Measuring the Internet

How would you know if all computer networks & resources in Asia suddenly became unavailable? If you do not live in Asia, the first signs are that some of your applications, services, and websites no longer work. Most of the failing technology probably isn’t hosted or clearly affiliated with Asia, making the problem even more difficult to diagnose. One minor dependency is all it takes for a technology ecosystem to become unresponsive. 

This article will provide labs to contribute to organizations measuring the internet.

Why Does It Matter

The scenario where all networking is down to a large portion of the globe isn’t likely. However, a regional failure is very common and can be very difficult to diagnose without the correct infrastructure and tools in place. What manifests as ‘intermittent connectivity issues’ or ‘inconsistent application failure’ can be a network outage for a city or vendor. To ensure a healthy and flexible internet, it is crucial to have visibility into how the internet is routing data.

When I was working for a small Internet Service Provider (ISP) we had a day when every user had a degraded experience with a popular streaming service. I looked at what the traffic was doing outside of our network and saw that it was taking 3x longer than normal for the data to get from the user to the streaming service. One of the ISPs between us (ISP A) and the streaming service was sending all traffic thousands of miles away to ISP Z instead of other local ISPs (like ISP C) that could access the service. 

Objectives

Identify network disruptions: Issues such like BGP route leaks, hijacks, or misconfigurations cause widespread outages and security risks. Contributing to measurement enables network operators to detect these errors in real-time, ensuring a resilient global infrastructure.

 Baseline network behavior to determine statistically significant events. Establishing expected behavior means detecting anomalies, analyzing trends, and predicting future events.

Detect network censorship and misinformation by threat actors and malicious governments. Awareness of network redirection, surveillance, throttling, restriction, and other interference is crucial.

RIPE-Atlas Measurement

RIPE NCC

Of the 5 Regional Internet Registries (RIR), RIPE NCC provides the best community resources and research opportunities. RIPE offers network hobbyists, researchers, and operators invaluable tools at stat.ripe.net. I am based under ARINs jurisdiction but in my career, I have used RIPE Labs and BGPlay more times than I can count.

For this lab, we will leverage the RIPE-Atlas platform to contribute to internet measurement efforts. Atlas is a global network of hardware and software probes that report back to RIPE. By hosting a software/hardware probe you are entitled to perform network monitoring tasks using the global Atlas network (not just your probe). 

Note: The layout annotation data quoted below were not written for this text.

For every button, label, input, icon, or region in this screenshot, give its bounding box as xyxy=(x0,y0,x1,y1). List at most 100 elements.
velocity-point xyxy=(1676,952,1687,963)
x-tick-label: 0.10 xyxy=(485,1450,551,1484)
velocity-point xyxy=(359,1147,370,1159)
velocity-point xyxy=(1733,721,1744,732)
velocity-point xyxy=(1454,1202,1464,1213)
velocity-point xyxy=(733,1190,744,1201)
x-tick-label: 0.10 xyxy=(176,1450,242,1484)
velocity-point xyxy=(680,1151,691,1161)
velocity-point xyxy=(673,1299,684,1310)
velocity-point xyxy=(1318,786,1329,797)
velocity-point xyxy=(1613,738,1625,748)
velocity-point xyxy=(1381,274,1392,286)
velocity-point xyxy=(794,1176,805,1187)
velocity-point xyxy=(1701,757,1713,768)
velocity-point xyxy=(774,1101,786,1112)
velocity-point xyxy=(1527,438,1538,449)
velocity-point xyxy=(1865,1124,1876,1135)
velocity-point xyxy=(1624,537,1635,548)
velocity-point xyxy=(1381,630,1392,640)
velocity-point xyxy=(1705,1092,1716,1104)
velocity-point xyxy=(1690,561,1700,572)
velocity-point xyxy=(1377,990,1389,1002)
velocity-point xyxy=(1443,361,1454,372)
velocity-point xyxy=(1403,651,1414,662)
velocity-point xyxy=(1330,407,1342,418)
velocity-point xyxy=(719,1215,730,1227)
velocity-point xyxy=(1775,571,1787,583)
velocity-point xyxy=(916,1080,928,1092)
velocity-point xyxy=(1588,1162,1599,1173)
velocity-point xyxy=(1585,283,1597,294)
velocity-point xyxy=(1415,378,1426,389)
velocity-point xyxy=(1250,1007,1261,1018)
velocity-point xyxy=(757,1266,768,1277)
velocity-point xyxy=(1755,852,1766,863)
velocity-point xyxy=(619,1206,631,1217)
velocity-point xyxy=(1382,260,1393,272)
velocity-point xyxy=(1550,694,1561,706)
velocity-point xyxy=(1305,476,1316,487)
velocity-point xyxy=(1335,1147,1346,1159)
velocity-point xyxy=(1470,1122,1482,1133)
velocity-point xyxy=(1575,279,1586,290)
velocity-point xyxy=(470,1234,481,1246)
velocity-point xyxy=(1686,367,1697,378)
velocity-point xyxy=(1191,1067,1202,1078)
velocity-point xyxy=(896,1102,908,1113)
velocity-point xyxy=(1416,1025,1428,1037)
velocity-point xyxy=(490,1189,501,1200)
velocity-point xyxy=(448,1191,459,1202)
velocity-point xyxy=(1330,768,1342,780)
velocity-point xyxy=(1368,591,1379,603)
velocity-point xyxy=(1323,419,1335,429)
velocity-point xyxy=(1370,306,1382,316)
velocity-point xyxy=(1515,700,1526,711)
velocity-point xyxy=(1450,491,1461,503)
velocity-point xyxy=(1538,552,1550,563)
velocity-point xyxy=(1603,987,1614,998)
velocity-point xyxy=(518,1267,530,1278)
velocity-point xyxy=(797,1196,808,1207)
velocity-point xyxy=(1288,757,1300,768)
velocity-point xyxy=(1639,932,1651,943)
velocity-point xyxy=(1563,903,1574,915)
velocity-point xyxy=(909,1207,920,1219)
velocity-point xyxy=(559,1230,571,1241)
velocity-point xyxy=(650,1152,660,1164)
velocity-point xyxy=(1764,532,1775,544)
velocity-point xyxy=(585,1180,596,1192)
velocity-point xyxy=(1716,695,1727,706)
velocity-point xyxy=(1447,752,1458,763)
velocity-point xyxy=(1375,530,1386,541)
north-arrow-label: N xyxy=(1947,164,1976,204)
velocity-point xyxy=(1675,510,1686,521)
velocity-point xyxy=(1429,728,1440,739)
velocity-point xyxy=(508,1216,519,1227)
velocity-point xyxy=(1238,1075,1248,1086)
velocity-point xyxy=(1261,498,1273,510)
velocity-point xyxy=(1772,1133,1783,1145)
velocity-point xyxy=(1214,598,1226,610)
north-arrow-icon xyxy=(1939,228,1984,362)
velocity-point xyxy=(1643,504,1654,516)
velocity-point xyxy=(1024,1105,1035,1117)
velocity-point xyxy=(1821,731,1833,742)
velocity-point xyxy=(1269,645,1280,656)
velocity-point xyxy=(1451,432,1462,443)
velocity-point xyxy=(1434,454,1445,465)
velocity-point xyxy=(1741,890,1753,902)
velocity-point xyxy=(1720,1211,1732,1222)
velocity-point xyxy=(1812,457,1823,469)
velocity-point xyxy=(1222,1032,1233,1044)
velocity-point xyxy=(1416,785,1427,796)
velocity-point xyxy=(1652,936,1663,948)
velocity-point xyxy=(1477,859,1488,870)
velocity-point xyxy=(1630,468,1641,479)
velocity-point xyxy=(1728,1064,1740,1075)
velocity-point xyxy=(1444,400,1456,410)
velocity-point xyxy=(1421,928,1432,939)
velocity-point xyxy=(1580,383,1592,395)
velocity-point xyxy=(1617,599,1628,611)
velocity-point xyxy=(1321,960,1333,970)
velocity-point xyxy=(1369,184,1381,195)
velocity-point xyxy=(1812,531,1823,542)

You can read more about RIPE-Atlas here.

Installing Atlas-Probe

Atlas Pre-Reqs
  1. Account with RIPE (link here)
  2. Ubuntu Server VM
Pre-Built Image (root privileges needed)

 

  1. wget https://ftp.ripe.net/ripe/atlas/software-probe/debian/dists/bookworm/main/binary-amd64/ripe-atlas-repo_1.5-2_all.deb
  2. dpkg -i ./ripe-atlas-repo_1.5-2_all.deb
  3. apt install ripe-atlas-probe
  4. systemctl enable ripe-atlas.service
  5. systemctl start ripe-atlas.service
Registering Probe

 

  1. Get the public key from ‘/etc/ripe-atlas/probe_key.pub’
  2. Use the key to submit an application (link)
  3. It can take up to 45 minutes for your probe to show as online in your portal

Ripe-Atlas Results

After running for 24 hours, your probe will generate ‘credits,’ which can be exchanged to run custom network tests. By leveraging the global network of Atlas probes, you can get granular traffic data that would be unrealistic for a single individual. 

OONI Measurement

OONI Background

The Open Observatory for Network Interference (OONI) is a nonprofit that provides open-source tools and data to combat internet censorship. By establishing a baseline of what should be accessible, OONI can monitor internet access disruptions. At the time of writing, OONI has 2615.4 million tests from 242 countries. The community will run tests daily, generating a real-time analysis of the global internet. If there is a delta from the baseline, a censorship or disruptive event might have occurred.

Installing OONI-Probe

Desktop Application

 For this article, we will use the Windows desktop application, but I would recommend the Linux CLI installer if you plan on hosting a probe for daily testing.

 

  1. Download the probe from OONI (link)
  2. Install the application
  3. Click ‘Start Test’

OONI Results

It will take a couple minutes to complete the tests but you should then see a report showing you access results and connection metrics.

If you are curious about global results you can head over to explorer.ooni.org and look at the data analytics provided by OONI.